Krapiva was recruited into the tsarist army in 1915. He joined the Red Army in 1920 and served until 1923. He took part in the campaign for the liberation of western Byelorussia in 1939 and in battles against the White Finns; he also served in the Great Patriotic War (1941–45). He graduated from the pedagogical department of the V. I. Lenin Byelorussian University in 1930. He began his literary career in 1922.
Krapiva’s work played an important role in the development of satirical genres in Soviet Byelorussian literature. He is the author of numerous fables, poems, narrative poems, and short stories (the collections The Nettle, 1925; Fables, 1927; Neighbors, 1928; and Live Phenomena, 1930), as well as a novel (The Medvedichi, book 1, 1932). He has been a prolific playwright. He is the author of the heroic drama The Partisans (1937), the comedy He Who Laughs Last (1939; State Prize of the USSR, 1941), and the plays With the People (1948) and People and Devils (1958). His comedies The Larks Are Singing (1950; State Prize of the USSR, 1951) and An Interested Party (1953) were devoted to postwar reconstruction. Krapiva’s works are timely in their subject matter, have suspenseful plots, and are filled with lively folk humor.
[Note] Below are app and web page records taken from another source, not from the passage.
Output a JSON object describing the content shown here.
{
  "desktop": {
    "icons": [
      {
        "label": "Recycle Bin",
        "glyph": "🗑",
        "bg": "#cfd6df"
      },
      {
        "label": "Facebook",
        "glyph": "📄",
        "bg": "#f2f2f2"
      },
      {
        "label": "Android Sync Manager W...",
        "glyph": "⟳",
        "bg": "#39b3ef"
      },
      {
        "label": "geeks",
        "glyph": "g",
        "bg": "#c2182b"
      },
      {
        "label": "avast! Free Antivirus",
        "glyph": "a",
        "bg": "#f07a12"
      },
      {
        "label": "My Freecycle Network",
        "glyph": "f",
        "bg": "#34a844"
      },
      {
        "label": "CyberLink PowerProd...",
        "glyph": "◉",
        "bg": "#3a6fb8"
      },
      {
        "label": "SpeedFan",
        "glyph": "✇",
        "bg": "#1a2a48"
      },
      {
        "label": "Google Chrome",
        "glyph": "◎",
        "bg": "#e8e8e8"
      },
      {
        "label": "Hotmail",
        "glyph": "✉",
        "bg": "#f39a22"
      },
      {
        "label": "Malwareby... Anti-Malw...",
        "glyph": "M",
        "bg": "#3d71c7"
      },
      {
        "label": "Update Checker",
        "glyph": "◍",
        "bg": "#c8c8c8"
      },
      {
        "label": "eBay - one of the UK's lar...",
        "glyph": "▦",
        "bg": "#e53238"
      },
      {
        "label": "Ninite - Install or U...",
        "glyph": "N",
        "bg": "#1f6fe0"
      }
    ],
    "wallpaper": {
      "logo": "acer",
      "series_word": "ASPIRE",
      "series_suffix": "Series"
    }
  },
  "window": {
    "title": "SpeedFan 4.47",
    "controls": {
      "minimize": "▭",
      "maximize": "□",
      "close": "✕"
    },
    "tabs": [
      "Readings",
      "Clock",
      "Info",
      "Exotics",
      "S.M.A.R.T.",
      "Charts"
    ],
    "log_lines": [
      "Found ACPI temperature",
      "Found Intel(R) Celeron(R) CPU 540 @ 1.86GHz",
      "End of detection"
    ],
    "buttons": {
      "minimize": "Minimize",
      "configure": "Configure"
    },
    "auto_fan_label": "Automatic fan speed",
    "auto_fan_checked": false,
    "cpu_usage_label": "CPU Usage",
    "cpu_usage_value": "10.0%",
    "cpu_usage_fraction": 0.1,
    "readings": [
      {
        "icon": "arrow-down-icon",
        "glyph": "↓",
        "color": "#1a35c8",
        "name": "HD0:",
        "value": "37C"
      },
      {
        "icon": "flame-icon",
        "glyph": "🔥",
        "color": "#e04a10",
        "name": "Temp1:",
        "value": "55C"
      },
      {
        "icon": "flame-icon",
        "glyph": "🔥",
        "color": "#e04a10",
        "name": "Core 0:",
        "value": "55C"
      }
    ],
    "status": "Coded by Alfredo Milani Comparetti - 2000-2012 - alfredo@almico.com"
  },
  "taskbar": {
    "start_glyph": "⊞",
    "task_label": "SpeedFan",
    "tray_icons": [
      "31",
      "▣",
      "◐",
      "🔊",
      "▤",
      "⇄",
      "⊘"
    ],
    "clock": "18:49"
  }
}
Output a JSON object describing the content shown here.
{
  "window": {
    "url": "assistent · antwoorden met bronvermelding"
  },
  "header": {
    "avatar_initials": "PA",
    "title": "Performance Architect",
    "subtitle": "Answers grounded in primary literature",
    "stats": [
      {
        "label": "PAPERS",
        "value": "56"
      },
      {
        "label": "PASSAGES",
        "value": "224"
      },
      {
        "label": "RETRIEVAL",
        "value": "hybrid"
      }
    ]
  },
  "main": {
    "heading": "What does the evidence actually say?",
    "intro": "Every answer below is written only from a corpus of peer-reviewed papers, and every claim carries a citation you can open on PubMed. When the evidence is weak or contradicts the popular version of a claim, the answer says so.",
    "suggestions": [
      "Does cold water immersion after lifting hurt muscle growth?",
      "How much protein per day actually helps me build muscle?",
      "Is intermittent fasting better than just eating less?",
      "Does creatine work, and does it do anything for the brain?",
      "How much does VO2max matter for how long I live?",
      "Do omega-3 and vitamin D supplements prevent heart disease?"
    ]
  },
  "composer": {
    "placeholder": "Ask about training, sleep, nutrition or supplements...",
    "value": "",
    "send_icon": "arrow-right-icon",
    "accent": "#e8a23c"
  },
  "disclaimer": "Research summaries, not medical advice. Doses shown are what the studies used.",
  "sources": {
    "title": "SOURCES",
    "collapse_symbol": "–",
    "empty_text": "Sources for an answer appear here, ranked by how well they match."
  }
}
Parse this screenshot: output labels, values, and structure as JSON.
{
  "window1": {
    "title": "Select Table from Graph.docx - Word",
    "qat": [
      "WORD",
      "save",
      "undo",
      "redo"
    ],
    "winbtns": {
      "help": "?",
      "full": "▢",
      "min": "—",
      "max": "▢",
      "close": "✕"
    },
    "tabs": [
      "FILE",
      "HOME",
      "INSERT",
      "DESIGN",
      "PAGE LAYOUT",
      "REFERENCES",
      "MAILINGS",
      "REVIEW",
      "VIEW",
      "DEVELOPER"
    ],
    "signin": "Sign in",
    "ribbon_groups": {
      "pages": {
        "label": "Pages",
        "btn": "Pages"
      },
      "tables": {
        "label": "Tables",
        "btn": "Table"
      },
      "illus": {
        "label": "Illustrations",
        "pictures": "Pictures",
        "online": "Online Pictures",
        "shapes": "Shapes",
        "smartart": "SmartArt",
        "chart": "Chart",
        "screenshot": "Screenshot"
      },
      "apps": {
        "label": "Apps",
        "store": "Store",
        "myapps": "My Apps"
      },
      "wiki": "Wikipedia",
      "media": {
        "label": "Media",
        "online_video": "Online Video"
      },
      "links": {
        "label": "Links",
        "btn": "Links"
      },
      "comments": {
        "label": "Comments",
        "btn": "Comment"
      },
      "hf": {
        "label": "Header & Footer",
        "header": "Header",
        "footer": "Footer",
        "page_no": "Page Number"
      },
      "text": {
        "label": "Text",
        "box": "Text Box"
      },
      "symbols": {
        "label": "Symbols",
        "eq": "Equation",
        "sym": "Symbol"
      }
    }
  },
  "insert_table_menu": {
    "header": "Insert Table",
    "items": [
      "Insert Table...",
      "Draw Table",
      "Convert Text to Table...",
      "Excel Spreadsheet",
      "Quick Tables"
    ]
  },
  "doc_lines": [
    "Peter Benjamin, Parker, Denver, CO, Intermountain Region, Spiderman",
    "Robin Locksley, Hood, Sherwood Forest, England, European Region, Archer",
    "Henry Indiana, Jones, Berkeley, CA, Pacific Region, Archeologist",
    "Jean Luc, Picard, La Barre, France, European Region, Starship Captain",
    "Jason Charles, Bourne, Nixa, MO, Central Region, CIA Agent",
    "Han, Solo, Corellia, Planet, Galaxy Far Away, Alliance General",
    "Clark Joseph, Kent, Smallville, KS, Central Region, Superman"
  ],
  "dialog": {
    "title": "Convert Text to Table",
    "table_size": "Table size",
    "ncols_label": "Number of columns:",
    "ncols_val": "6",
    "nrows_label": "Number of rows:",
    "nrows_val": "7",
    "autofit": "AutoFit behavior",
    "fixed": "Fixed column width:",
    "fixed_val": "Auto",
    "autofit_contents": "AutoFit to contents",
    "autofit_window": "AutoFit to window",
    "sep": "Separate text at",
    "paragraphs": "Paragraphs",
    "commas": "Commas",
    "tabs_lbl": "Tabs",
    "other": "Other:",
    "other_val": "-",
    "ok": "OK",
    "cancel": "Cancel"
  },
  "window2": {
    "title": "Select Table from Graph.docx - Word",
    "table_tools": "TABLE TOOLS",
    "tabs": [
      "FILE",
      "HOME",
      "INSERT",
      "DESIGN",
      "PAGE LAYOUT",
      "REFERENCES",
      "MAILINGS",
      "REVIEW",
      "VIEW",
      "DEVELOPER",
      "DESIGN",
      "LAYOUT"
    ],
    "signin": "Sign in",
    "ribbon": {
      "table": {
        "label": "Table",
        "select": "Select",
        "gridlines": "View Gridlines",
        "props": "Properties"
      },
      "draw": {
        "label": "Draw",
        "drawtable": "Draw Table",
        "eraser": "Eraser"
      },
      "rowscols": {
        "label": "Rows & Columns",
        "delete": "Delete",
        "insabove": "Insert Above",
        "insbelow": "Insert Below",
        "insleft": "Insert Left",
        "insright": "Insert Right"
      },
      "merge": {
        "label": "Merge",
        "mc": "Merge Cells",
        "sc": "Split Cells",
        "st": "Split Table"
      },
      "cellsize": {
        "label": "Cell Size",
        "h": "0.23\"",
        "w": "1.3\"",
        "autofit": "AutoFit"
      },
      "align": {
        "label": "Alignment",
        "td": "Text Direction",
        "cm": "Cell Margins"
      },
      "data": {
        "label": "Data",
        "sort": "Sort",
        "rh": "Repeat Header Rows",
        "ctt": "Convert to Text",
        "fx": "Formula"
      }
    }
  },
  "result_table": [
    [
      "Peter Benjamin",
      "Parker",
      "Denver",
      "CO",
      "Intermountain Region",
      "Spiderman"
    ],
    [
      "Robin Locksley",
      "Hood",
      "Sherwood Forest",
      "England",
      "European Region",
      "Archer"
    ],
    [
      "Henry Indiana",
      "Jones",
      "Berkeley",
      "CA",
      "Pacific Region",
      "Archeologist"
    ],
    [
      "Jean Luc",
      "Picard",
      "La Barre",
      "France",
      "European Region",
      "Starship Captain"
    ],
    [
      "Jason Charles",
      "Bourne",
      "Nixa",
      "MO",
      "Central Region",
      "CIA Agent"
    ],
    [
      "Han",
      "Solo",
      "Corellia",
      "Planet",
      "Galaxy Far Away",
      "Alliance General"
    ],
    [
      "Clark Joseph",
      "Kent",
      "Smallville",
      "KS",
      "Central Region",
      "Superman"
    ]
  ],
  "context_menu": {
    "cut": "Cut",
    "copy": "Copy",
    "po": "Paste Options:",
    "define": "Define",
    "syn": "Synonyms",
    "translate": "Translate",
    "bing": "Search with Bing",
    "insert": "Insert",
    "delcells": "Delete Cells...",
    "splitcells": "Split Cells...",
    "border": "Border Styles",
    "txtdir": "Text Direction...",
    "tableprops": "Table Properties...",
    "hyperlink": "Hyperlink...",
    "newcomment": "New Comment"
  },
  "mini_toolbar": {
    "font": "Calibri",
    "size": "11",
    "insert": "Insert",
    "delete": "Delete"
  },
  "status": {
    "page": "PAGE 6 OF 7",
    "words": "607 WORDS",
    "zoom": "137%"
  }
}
Krapiva is also well known as a translator of Russian and foreign classics. His books and plays have been translated into many foreign languages and the languages of the USSR. He was a deputy to the Supreme Soviet of the Byelorussian SSR of the second through eighth convocations. He was awarded the State Prize of the USSR in 1971 for his participation in work on Byelorussian linguistic geography. He has been awarded three Orders of Lenin, the Order of the October Revolution, and three other orders, as well as medals.
WORKS
[Krapiva, Kandrat.] Zbor tvorau, vols. 1–4. Minsk, 1963.In Russian translation:
Izbrannye dramy. Moscow, 1953.
Izbrannye basni. Moscow, 1969.
REFERENCES
Semianovich, A. A. “Kandrat Krapiva.” Historyia belaruskai savetskai titeratury, vol. 1. Minsk, 1964.Kazeka, la. Kondrat Krapiva: Kritiko-biograficheskii ocherk. Moscow, 1967.
Bugaeu, Dz. Zbroiai satyry, zbroiai praudy. Minsk, 1971.